Good book with some serious questions
I too personally have experienced what Mary Johnson documents in her well-researched work.
Social antipathy against people with disabilities is so mainstreamed in America that progressive activists who rush to condemn other forms of bigotry, engage in bigotry against people with disabilities. We are time and/or money consuming entities that are still honestly not perceived as contributing anything to society let alone being recognized as social equals.
This inequality then leads people to interpret the ADA as a burden on them as opposed to considering the greater burdens which unjust discrimination places on both the recipient and the nation.
However, I have one minor suggestion to ensure that this book gets to those most needing to read it.
Change the title to more accurately reflect that this book is a critique of how society handles disability instead of something itself which opposes the disability rights movement.

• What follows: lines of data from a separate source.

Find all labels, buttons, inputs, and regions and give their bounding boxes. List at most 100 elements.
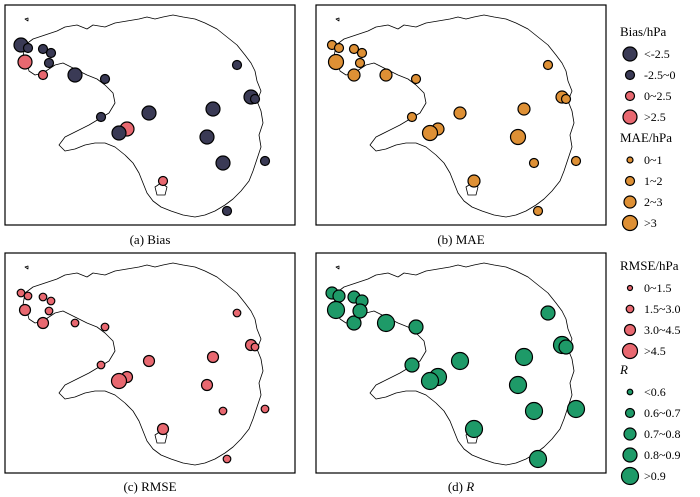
station-marker (508, 375, 528, 395)
station-marker (450, 351, 470, 371)
station-marker (67, 67, 83, 83)
station-marker (356, 47, 368, 59)
station-marker (17, 54, 33, 70)
panel-frame (315, 4, 607, 226)
station-marker (37, 43, 49, 55)
station-marker (215, 155, 231, 171)
station-markers (325, 286, 586, 469)
legend-swatch (622, 109, 638, 125)
station-marker (218, 406, 228, 416)
legend-swatch (624, 90, 636, 102)
legend-label: 2~3 (644, 195, 663, 209)
panel-caption-mae: (b) MAE (437, 232, 484, 247)
legend-r: R <0.6 0.6~0.7 0.7~0.8 0.8~0.9 >0.9 (619, 362, 681, 486)
station-marker (206, 350, 220, 364)
antarctica-coastline (22, 262, 264, 466)
legend-title: Bias/hPa (620, 24, 666, 39)
station-marker (232, 308, 242, 318)
legend-mae: MAE/hPa 0~1 1~2 2~3 >3 (620, 130, 672, 232)
panel-caption-bias: (a) Bias (130, 232, 171, 247)
legend-bias: Bias/hPa <-2.5 -2.5~0 0~2.5 >2.5 (620, 24, 676, 125)
station-marker (156, 422, 170, 436)
station-marker (467, 174, 481, 188)
station-marker (259, 155, 271, 167)
station-marker (348, 43, 360, 55)
legend-label: 0~2.5 (644, 89, 672, 103)
station-marker (542, 59, 554, 71)
panel-frame (315, 252, 607, 474)
station-marker (453, 106, 467, 120)
station-marker (45, 47, 57, 59)
station-marker (157, 175, 169, 187)
station-marker (408, 319, 424, 335)
station-marker (327, 53, 345, 71)
legend-swatch (624, 175, 636, 187)
station-marker (333, 42, 345, 54)
station-marker (528, 449, 548, 469)
station-marker (205, 101, 221, 117)
station-marker (532, 205, 544, 217)
legend-title: R (619, 362, 628, 377)
station-marker (37, 69, 49, 81)
legend-swatch (624, 69, 636, 81)
station-marker (260, 404, 270, 414)
station-marker (36, 316, 50, 330)
station-marker (560, 93, 572, 105)
station-marker (509, 128, 527, 146)
legend-label: 0.6~0.7 (644, 406, 681, 420)
legend-swatch (622, 447, 638, 463)
station-markers (16, 288, 270, 464)
station-marker (528, 157, 540, 169)
station-marker (250, 342, 260, 352)
panel-mae (315, 4, 607, 226)
station-marker (332, 289, 346, 303)
legend-swatch (622, 46, 638, 62)
station-marker (406, 111, 418, 123)
station-marker (141, 105, 157, 121)
legend-label: 0.7~0.8 (644, 427, 681, 441)
station-marker (18, 303, 32, 317)
panel-caption-r: (d) R (448, 479, 474, 494)
station-marker (43, 57, 55, 69)
station-marker (347, 68, 361, 82)
station-marker (100, 322, 110, 332)
station-marker (38, 292, 48, 302)
panel-bias (4, 4, 296, 226)
station-marker (524, 401, 544, 421)
station-marker (70, 318, 80, 328)
panel-frame (4, 252, 296, 474)
legend-label: -2.5~0 (644, 68, 676, 82)
station-marker (111, 125, 127, 141)
legend-swatch (624, 407, 636, 419)
station-marker (231, 59, 243, 71)
station-markers (326, 39, 582, 217)
station-marker (354, 57, 366, 69)
station-marker (142, 354, 156, 368)
station-marker (200, 378, 214, 392)
station-marker (22, 42, 34, 54)
station-marker (352, 303, 368, 319)
station-marker (99, 73, 111, 85)
panel-rmse (4, 252, 296, 474)
station-marker (23, 291, 33, 301)
legend-rmse: RMSE/hPa 0~1.5 1.5~3.0 3.0~4.5 >4.5 (620, 258, 681, 360)
legend-swatch (623, 427, 637, 441)
legend-label: <-2.5 (644, 47, 670, 61)
station-marker (199, 129, 215, 145)
legend-swatch (623, 323, 637, 337)
station-marker (514, 347, 534, 367)
station-marker (326, 300, 346, 320)
station-marker (410, 73, 422, 85)
legend-swatch (626, 156, 634, 164)
station-marker (421, 124, 439, 142)
legend-swatch (621, 342, 639, 360)
legend-swatch (625, 304, 635, 314)
legend-label: 3.0~4.5 (644, 323, 681, 337)
station-marker (404, 357, 420, 373)
station-marker (95, 111, 107, 123)
station-marker (44, 306, 54, 316)
station-marker (249, 93, 261, 105)
legend-label: 0.8~0.9 (644, 448, 681, 462)
legend-label: 0~1 (644, 153, 663, 167)
legend-swatch (623, 195, 637, 209)
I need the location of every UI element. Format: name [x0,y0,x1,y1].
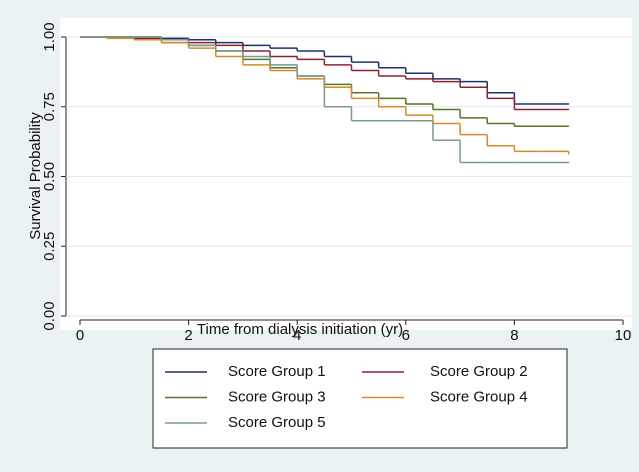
x-tick-label: 2 [184,327,192,344]
x-tick-label: 4 [293,327,301,344]
y-tick-label: 0.00 [41,301,58,330]
x-tick-label: 10 [615,327,632,344]
x-tick-label: 8 [510,327,518,344]
y-tick-label: 1.00 [41,22,58,51]
x-tick-label: 6 [402,327,410,344]
x-tick-label: 0 [76,327,84,344]
y-tick-label: 0.50 [41,162,58,191]
plot-area [60,18,632,330]
legend-label: Score Group 1 [228,363,326,380]
x-axis-label: Time from dialysis initiation (yr) [197,321,403,338]
y-tick-label: 0.75 [41,92,58,121]
legend-label: Score Group 3 [228,388,326,405]
legend-label: Score Group 4 [430,388,528,405]
y-tick-label: 0.25 [41,232,58,261]
legend-label: Score Group 2 [430,363,528,380]
legend-label: Score Group 5 [228,414,326,431]
legend-box [152,348,568,449]
y-axis-label: Survival Probability [27,112,44,240]
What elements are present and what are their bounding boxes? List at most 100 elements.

Because the disability rights movement is acknowledged as seeking liberation of stereotypical attitudes and laws, it aids Mary Johnson's case.
Glad this book makes people think.
I have not completely read this book. But I am glad that it is making people think. To the reviewer who is up set with this book... I am white so I have no reference for what it is like for African Americans. However, I am disabled and I too would like to be able to go to the same places that everyone else does.